C’est en préparant son mémoire de fin d’études que Maëlle Chassard découvre, en 2013, à quel point la limitation de l’imaginaire des enfants est liée à la multiplication des écrans. L’étudiante en design spécialisée en innovation et en interactivité met en effet en exergue dans ses recherches que “les écrans restreignent le développement d’une zone spécifique du cerveau”. Un constat qu’a d’ailleurs confirmé une expérience consistant à demander à un panel d’enfants de dessiner un ogre. Il est alors apparut que 90% d’entre eux ont opté pour un dessin Shrek ou d’Ulk.
Après avoir suivi une formation complémentaire d’un an sur l’entreprenariat, la jeune diplômée s’est alors entourée d’Éric Le Bot ainsi que d’Igor et Thomas Krinbarg, trois amis fraîchement sortis d’un cursus d’ingénieur, d’une école de commerce, et d’une formation en multimédia. Ensemble, ils créent Lunii en 2014 et développent les premiers prototypes de la “fabrique à histoires” qu’ils présentent dans la foulée dans un salon de l’innovation.

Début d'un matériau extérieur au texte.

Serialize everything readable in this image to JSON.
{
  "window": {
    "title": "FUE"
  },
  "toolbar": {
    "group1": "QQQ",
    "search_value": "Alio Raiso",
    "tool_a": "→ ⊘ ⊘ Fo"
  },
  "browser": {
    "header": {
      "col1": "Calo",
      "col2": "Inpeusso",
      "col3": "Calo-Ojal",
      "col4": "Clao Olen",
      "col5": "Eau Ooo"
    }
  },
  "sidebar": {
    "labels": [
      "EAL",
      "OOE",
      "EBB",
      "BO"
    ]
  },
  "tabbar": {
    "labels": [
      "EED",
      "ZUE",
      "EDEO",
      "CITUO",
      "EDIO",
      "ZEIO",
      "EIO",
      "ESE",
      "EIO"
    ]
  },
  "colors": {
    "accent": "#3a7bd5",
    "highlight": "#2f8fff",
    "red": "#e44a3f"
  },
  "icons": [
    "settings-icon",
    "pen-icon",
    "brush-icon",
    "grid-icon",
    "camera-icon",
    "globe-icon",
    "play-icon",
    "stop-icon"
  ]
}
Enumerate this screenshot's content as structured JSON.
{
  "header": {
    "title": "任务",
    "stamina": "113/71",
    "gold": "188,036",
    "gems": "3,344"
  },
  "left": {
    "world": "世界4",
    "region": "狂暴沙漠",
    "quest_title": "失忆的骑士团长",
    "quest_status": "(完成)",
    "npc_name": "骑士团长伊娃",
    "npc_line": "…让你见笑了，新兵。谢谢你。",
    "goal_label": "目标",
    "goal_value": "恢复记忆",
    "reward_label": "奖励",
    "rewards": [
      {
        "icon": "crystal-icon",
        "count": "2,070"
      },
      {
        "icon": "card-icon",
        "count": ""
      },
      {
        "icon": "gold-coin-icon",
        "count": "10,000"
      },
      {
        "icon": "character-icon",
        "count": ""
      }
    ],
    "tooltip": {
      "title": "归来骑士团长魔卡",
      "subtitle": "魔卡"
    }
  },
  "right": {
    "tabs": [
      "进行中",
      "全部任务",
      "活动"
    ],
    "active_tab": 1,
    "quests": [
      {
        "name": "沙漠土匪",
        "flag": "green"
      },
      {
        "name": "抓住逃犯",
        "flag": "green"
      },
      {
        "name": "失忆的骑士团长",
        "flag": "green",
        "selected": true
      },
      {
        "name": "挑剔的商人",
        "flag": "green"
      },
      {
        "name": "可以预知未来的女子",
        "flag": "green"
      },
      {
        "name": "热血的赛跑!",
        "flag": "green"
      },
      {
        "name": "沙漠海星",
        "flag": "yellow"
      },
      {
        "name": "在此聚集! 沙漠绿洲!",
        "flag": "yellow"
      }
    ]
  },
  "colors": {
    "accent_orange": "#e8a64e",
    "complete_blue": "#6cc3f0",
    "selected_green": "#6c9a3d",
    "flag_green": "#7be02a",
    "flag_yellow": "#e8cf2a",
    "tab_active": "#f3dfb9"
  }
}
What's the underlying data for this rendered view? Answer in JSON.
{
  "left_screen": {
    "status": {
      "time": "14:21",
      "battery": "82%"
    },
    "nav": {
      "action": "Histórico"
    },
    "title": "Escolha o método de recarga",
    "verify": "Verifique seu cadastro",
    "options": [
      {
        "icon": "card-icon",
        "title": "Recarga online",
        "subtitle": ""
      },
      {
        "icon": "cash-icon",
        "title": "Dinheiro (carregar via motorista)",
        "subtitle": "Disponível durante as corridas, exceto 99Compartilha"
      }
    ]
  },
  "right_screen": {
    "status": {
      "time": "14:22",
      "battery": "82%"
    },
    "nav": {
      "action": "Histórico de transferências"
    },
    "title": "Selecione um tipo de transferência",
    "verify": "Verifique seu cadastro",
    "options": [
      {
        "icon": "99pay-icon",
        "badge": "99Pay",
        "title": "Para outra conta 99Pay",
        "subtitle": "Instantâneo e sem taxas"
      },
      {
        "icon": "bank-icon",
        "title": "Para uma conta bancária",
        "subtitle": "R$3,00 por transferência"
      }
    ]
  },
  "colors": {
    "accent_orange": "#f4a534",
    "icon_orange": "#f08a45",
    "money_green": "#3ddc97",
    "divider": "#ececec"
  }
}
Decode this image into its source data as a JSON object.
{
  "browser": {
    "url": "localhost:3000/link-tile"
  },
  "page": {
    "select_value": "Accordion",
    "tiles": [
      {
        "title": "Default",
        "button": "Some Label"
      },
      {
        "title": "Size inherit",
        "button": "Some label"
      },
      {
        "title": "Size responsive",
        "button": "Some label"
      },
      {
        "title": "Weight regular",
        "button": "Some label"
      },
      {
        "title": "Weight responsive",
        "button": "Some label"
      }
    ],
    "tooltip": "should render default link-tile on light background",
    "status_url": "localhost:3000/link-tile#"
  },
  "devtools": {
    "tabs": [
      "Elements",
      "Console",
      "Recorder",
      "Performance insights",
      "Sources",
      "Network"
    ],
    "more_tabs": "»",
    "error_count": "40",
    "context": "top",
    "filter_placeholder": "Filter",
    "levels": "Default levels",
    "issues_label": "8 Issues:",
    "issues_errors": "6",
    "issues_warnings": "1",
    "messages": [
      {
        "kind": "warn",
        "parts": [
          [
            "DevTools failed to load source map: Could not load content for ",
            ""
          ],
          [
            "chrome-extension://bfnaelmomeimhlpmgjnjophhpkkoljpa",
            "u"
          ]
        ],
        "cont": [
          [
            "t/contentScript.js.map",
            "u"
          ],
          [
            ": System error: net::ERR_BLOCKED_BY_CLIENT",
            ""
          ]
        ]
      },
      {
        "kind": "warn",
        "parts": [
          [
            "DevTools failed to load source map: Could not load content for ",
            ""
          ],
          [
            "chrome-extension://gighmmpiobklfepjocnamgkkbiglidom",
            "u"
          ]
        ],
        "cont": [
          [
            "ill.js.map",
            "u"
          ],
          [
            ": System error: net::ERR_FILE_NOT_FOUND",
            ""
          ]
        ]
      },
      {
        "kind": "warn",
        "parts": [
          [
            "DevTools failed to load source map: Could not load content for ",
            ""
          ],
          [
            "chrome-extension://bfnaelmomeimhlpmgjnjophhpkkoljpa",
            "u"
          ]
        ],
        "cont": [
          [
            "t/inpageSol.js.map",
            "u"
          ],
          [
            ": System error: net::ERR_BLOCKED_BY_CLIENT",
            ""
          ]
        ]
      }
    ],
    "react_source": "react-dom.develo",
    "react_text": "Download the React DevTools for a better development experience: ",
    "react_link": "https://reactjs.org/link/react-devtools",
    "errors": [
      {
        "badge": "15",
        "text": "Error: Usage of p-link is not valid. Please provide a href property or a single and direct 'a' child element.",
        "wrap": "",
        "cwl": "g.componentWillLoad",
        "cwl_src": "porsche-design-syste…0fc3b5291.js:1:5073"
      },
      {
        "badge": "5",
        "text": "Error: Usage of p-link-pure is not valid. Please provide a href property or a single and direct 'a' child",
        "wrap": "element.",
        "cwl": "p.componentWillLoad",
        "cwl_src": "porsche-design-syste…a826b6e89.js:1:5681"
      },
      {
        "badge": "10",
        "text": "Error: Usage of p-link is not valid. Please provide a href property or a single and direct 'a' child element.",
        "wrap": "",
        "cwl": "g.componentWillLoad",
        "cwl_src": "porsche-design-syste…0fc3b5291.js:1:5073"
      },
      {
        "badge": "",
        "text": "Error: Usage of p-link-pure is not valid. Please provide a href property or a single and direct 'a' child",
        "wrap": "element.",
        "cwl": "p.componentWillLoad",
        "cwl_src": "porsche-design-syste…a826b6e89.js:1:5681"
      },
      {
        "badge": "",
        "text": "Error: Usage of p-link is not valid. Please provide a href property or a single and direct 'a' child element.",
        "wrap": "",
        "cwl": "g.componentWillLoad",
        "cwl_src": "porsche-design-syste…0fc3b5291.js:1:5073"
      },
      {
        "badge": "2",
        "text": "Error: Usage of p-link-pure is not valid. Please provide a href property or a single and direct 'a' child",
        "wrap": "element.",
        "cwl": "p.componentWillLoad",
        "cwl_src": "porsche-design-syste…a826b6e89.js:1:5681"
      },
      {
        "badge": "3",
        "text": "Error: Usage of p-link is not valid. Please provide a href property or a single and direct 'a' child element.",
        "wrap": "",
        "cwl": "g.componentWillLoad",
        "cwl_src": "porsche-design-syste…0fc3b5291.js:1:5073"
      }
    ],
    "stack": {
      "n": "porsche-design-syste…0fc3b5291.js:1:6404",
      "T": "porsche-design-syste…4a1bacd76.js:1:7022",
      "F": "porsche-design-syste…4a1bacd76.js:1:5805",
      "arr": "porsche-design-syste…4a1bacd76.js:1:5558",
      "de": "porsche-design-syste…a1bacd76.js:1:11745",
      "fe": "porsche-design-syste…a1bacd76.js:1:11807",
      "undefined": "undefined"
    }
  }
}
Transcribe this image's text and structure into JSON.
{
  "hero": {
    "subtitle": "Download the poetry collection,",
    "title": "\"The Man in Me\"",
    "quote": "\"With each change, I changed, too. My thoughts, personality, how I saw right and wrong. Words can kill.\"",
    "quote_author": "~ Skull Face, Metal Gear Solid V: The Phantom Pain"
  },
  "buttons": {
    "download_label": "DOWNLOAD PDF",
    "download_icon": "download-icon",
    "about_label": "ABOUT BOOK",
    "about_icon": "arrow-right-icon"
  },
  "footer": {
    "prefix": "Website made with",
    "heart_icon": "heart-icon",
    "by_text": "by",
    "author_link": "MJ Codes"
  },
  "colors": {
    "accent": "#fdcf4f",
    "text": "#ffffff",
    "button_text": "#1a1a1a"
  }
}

Depuis la première commercialisation en 2016, la start-up n’a cessée de croître et compte aujourd’hui une cinquantaine de salariés principalement basés dans l’Hexagone bien que leur périmètre d’action s’élargisse d’année en année. Les déclinaisons italienne, espagnole, allemande, russe, néerlandaise, américaine et désormais britannique ont en effet contribuées au développement rapide de l’entreprise qui ambitionne désormais de s’orienter vers les pré-adolescents. “Mais ce sont des projets ambitieux qui ne verront pas le jour avant 2023”, nuance toutefois Maëlle Chassard. Pour l’heure, les quatre associés planchent plutôt sur des contenus éducatifs – permettant par exemple l’apprentissage des voyelles aux enfants dyslexiques – ou encore adaptés aux longues hospitalisations.